Healthy eating may be more accessible than some think. Research from Harvard reveals healthier diets cost $1.50 per day more than unhealthy diets. To create a nutritious, filling, and cost-effective diet, it’s important to make sure you’re getting the most calorie-dense foods at the cheapest price.

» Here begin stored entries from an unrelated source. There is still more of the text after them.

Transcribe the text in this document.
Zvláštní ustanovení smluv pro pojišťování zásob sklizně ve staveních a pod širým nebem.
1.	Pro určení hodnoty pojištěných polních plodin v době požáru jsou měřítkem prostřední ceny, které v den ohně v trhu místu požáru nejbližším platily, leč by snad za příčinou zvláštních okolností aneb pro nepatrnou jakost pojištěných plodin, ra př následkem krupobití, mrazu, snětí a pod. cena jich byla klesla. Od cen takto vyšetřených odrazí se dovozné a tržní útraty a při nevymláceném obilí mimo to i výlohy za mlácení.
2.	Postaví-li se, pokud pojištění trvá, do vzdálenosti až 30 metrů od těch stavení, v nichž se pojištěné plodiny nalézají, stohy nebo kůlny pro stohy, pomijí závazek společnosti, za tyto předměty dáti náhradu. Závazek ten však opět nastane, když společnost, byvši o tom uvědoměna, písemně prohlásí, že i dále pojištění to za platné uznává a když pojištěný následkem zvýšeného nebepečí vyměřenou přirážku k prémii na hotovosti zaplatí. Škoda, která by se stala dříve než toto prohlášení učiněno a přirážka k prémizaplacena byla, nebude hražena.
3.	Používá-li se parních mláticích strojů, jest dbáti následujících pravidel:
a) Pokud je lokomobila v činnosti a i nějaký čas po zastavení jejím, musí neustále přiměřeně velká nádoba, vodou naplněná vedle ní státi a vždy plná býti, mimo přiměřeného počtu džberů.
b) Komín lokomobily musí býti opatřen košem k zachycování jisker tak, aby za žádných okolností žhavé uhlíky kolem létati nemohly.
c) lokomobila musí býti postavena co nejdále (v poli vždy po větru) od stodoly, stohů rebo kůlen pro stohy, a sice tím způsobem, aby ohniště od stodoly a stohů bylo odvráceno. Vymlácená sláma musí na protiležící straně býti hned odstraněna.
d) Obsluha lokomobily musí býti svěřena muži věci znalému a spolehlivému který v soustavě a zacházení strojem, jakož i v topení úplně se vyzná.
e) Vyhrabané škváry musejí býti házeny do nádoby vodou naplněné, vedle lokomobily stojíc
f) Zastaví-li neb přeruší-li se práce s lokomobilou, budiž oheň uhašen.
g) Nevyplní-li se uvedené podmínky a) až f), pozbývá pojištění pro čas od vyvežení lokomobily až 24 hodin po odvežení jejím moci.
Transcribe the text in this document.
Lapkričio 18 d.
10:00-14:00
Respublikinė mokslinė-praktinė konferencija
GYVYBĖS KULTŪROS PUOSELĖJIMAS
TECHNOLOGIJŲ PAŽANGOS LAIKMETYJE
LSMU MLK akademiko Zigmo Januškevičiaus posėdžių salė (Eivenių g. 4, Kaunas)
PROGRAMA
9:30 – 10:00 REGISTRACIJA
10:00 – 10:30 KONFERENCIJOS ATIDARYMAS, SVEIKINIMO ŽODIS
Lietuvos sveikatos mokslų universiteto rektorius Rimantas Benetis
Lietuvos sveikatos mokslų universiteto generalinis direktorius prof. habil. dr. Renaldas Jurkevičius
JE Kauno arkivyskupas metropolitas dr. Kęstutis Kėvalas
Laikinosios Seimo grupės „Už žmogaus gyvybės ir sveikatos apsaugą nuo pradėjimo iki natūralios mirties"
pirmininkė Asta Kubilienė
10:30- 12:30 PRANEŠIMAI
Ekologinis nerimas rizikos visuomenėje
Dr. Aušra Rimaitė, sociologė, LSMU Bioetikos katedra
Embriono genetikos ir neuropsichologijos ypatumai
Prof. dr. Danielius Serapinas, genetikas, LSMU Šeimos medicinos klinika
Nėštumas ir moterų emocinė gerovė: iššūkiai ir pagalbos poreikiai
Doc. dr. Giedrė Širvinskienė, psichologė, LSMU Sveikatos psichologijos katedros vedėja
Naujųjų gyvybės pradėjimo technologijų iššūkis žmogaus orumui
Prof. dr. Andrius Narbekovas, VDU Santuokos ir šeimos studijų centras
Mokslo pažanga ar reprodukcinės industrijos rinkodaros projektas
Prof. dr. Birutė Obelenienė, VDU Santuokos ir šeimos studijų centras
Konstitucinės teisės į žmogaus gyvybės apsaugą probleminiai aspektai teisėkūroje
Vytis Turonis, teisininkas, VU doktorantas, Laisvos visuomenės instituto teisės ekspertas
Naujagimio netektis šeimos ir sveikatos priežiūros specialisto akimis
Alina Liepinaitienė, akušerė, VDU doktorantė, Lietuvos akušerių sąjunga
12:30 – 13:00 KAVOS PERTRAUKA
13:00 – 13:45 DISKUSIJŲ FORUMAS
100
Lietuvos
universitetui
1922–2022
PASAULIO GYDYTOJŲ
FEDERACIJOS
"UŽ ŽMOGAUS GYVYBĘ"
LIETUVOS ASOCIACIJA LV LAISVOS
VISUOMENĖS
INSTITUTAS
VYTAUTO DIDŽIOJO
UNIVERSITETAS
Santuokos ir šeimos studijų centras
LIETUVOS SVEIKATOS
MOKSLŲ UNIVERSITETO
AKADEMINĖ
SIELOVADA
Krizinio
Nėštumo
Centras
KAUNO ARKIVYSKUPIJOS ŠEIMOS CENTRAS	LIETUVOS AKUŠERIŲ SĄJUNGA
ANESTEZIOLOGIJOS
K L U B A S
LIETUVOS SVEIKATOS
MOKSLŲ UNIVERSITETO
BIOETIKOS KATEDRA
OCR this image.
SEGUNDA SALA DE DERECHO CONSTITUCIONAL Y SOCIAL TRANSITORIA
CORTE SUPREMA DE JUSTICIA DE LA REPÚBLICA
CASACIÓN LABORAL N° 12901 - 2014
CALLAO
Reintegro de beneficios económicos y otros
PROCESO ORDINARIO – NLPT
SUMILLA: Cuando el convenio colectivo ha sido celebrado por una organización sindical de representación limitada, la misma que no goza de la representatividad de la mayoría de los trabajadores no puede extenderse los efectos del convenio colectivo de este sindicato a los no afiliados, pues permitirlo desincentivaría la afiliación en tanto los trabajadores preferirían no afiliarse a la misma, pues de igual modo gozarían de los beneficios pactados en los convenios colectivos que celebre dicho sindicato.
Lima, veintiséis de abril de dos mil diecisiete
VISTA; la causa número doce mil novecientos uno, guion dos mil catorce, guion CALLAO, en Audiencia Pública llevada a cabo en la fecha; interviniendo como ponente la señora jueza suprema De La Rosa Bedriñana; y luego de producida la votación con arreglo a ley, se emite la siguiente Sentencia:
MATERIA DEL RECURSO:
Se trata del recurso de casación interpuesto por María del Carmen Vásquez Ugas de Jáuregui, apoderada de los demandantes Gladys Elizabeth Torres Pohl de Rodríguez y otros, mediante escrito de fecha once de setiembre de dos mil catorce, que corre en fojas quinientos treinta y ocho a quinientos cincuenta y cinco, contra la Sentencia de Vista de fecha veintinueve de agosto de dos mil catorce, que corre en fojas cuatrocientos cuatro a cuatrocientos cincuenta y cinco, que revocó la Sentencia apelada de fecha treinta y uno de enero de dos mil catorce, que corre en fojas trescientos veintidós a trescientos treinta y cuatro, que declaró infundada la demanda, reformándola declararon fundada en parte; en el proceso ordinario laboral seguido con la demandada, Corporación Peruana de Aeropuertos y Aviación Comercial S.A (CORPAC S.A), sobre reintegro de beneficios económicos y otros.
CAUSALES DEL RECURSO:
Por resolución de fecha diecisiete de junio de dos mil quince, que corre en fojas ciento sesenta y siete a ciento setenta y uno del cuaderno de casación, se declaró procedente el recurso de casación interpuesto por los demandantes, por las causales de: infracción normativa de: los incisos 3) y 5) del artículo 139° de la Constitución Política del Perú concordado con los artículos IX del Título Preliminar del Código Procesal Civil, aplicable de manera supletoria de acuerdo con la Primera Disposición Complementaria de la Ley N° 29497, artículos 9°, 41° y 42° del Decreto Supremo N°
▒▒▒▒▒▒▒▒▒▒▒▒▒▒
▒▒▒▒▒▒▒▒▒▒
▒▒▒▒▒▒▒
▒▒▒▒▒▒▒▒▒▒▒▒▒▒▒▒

Rolled oats make a nutritious, filling and cheap breakfast which costs $0.09 per 100 calories. Make oatmeal with fruit, like apples ($0.28 per cup), bananas ($0.21 per cup) or pears ($0.42 per cup). A cup of cooked oats with a cup of sliced banana makes around a 300 calorie breakfast for $0.30. Buy seasonally (like berries in the summer and pears in the fall) to bring the cost down further. Alternatively, eggs amount to $0.19 per 100 calories and are a suitable breakfast option occasionally, but should be avoided if you’re concerned about cholesterol.
Healthy lunch ideas
Put together a sandwich with wheat bread (about 190 calories and $0.36 for two slices), grilled chicken breast (250 calories for roughly $1.25) and romaine lettuce (a few cents) and you have lunch for 440 calories at $1.50. Alternatively, make a bean salad with olive oil, dried herbs and lemon juice (about $0.10 altogether), a cup of spinach (about $0.50), and beans — beans are one of the cheapest foods per portion size. White, pinto and navy beans, range from $0.05 to $0.09 per 100 calories, which means you can eat a lot of fiber, protein, and antioxidant rich beans without spending a lot.
Dinner and dessert
A tasty, healthy dinner doesn’t have to cost more than one or two dollars. A salmon fillet or turkey breast for example cost $2 per 300-calories, eat with steamed potatoes ($0.19 per cup) and carrots ($0.25 per cup). Or make a meal with corn tortilla chips (very cheap, roughly $0.25 per serving), beans ($0.05), cheese ($0.10), lettuce and onion (a few cents) — at $0.40 for 300 calories. Eskimo ice cream is an unusual, yet tasty dessert using berries, vegetable shortening and sugar — roughly $0.25 per 300 calorie serving. Freeze bananas and blend them to make banana ice cream — a creamy, healthy and cheaper alternative to ice cream ( $0.08 per scoop).
Don’t forget about snacks! Half a peanut butter sandwich costs no more than roughly $0.50 for 200 calories. Oranges cost $0.34 per cup for 85 calories. Keeping meals simple and affordable may be easier than expected and can greatly reduce healthcare costs associated with poor diets later down the line.